Да, он знал, отправляясь в дорогу, как далеко разнеслась о нем слава, и ступил на борт корабля, грезя о новых горизонтах. За Мехико ждал Мадрид, а за Мадридом — как знать? — следовал Рим. Ужель мог такой человек оставаться захудалым епископом в богом забытой колонии? Но Господь рассудил иначе: Он послал ему голый остров, где целый год, утратив больше, чем просто пурпурную мантию, архиепископ властвовал над бесплодным обломком скалы. А потому с той поры с содроганием облачался в алые одеяния; и, вернувшись в Манилу, к человеческой жизни, точно ребенок, заново научившись ходить, видеть и говорить, он терзался мучительно-жгучим стыдом, пробираясь сквозь толпы жаждавших прикоснуться к нему, и дивился: какой же божественной благодати хотят причаститься эти безумцы? Ибо не было благодати — только младенчество духа, заключенного в старческом теле. Но он сносил поклонение черни, сострадая тем, кто пришел издалека, чтоб взглянуть на него — сей чудотворный образ во плоти и крови, — и понимая, что время остудит пыл, толпы растают; но вот наступил конец последнему маскараду, и, возведенный в святые, архиепископ смог наконец возвратиться к поискам сущего, начатым на затерянном острове.

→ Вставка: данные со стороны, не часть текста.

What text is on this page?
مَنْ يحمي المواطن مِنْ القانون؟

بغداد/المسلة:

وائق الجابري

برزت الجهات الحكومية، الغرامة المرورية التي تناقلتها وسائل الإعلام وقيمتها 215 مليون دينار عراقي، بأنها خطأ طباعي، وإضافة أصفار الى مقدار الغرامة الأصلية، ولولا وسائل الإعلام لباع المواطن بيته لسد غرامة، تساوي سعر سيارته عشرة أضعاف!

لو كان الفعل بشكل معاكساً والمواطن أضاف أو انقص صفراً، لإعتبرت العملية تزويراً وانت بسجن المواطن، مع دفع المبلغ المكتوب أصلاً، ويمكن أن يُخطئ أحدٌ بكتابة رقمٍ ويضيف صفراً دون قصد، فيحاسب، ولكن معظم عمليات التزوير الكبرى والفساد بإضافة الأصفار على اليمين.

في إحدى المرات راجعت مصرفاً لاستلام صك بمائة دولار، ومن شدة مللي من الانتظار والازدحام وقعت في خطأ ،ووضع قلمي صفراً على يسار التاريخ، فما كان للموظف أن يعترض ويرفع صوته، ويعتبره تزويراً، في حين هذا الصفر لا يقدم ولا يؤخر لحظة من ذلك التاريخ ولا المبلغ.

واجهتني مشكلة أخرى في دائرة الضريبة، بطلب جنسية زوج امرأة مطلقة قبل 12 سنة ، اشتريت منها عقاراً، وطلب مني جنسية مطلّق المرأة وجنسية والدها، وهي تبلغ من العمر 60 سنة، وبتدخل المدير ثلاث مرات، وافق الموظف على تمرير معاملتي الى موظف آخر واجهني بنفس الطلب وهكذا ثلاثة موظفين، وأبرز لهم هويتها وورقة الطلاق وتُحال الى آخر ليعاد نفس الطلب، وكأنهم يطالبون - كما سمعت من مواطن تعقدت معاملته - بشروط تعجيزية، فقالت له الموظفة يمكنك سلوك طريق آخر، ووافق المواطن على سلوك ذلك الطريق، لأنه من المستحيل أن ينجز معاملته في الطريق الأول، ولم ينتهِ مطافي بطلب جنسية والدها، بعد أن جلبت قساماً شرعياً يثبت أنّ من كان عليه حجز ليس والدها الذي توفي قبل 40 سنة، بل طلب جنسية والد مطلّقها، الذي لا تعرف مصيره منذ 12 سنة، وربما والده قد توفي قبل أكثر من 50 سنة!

О, там он успел постигнуть лишь то, как много ему еще предстоит постичь. Ибо те лица, кои прежде он почитал своей сутью (тщеславный юнец, хитроумный монах, неугомонный епископ, бесстрашный воитель), обернулись личинами, масками, миражами, порожденьями честолюбия, жажды власти и славы — дымным маревом, что дрожит над пламенем плотских страстей. На острове страсти угасли, и с каждым днем он все дальше и глубже погружался в безмолвный покой, в обиталище истины, где крылась подлинная его суть, неподвластная смене чувств и превратностям жизни, незыблемая, как сама та скала, что простояла века посреди нестихающих волн океана, в бесконечной чреде дня и ночи, не прикрыв естества ни единым листочком недолговечно-изменчивой зелени, — постоянная в сущей своей наготе, неколебимая, как и должно быть истине, в самом сердце покоя ожидающей постижения, — той загадочной, ускользающей истине, что он искал неустанно, денно и нощно, недвижно сидя подле креста у самой воды. Пришедший на помощь корабль помешал прозрению: он, увы, вернул архиепископа к суете человеческого маскарада; и в пурпурной епископской мантии, в сияющем нимбе святого, в белых пеленах привидения Маска возымела реальную власть, мнимое сделалось истинным, и чернь восславила Ложь на рыночных площадях, толпясь и стараясь коснуться его маскарадных одежд. Но и маскарад был частью самопознания (ибо только нелепые маски являют миру ложь мнимых истин), и потому он безропотно нес свое бремя фальшивой божественной благодати, терпеливо мечтая о возврате покоя и о прозрении, к которому он вплотную приблизился на островке, сознавая, что путь в себя проходит по рыночным площадям, равно как и по затерянным островам, и что остановка суть миг движения.
Даже заклятые недруги готовы были восславить — хоть и вполголоса — чудо, ибо время не принесло перемен в перемены и окрепшие силы не возвратили былого безумства страстей: канул неистовый архиепископ, водивший когда-то чернь на дворец, метавшийся в нетерпении у причала, пока прибывший из метрополии галеон пережидал приливную волну; гордец, готовый выпрыгнуть из кареты — задать трепку заносчивому вельможе, осмелившемуся высокомерно повернуться спиной к торжественному кортежу. Мало того, он все более отдалялся от мира, вверив дела коадъютору и собранью каноников, — и наконец совсем перестал появляться на людях. Ибо, как он и предвидел, любопытство остыло, толпища поредели, и он, не чувствуя себя боле в долгу перед ними, позволил себе удалиться в давно подготовленное убежище — в хижину из пальмовых листьев на берегу Пасига, у, городской стены, но в гуще тенистого леса, вдали от ремесленных предместий.
В свою пустынь он взял с собой лишь Гаспара, что был его поваром, кучером, лакеем, посыльным, сиделкой, соборным служкой. В дни фиест архиепископ служил мессы в Кафедральном соборе и порой, когда требовали дела, бывал наездами в городе в своем прежнем дворце, но все остальное время не отлучался из пальмовой хижины.
Бродя по лесу, сидя на берегу, отдыхая на ложе подле окна, выходившего на бурливые волны, от тщился вернуться к покою затерянного островка и вновь начать поиски постоянства в бесконечном течении времени — дитя своего века, seicento[1], ошеломленный, растерянный (как и многие в этом городе на краю света) и снедаемый метафизической жаждой.